Some thoughts on this thread to clarify the doubts.
1. Driver recovery: The current (1.1 to be released) does not recover the raw data that has been received but not processes. This is because when the driver dies, the executors die and so does the raw data that was stored in it. Only for HDFS, the data is not lost by driver recovery as the data is already present reliably in HDFS. This is something we want to fix by Spark 1.2 (3 month from now). Regarding recovery by replaying the data from Kafka, it is possible but tricky. Our goal is to provide strong guarantee, exactly-once semantics in all transformations. To guarantee this for all kinds of streaming computations stateful and not-stateful computations, it is requires that the data be replayed through Kafka in exactly same order, and the underlying blocks of data in Spark be regenerated in the exact way as it would have if there was no driver failure.

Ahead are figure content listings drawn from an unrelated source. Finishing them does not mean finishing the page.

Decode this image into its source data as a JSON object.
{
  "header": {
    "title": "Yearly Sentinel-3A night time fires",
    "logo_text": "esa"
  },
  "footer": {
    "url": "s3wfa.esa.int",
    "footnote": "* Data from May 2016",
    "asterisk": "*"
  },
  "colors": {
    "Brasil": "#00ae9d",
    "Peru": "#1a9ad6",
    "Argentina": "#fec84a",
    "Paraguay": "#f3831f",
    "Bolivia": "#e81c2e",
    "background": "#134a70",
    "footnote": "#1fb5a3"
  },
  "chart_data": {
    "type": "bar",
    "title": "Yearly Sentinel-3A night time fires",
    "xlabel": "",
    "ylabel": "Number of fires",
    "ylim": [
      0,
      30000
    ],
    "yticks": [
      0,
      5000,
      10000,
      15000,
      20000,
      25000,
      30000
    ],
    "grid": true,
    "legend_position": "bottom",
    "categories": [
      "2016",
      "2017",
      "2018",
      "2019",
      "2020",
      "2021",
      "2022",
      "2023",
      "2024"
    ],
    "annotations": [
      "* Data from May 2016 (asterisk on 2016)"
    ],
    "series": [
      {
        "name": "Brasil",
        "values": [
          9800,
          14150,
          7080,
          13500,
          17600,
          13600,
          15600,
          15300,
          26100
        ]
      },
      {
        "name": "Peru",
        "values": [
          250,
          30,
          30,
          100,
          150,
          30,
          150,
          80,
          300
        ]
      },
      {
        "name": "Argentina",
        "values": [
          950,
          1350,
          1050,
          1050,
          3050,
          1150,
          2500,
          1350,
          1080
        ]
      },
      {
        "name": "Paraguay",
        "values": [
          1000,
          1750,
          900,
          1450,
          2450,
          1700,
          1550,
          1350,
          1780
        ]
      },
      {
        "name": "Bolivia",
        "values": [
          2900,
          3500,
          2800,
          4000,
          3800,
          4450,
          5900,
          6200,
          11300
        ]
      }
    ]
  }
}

This is quite tricky to implement, requires manipulation of zookeeper offsets, etc, that is hard to do with the high level consumer that KafkaUtil uses. Dibyendu's low level Kafka receiver may enable such approaches in the future. For now we definitely plan to solve the first problem very very soon.
3. Repartitioning: I am trying to understand the repartition issue. One common mistake I have seen is that developers repartition a stream but not use the repartitioned stream.
val repartitionedDStream = inputDStream.repartitoin(100)
Not sure if this helps solve the problem that you all the facing. I am going to add this to the stremaing programming guide to make sure this common mistake is avoided.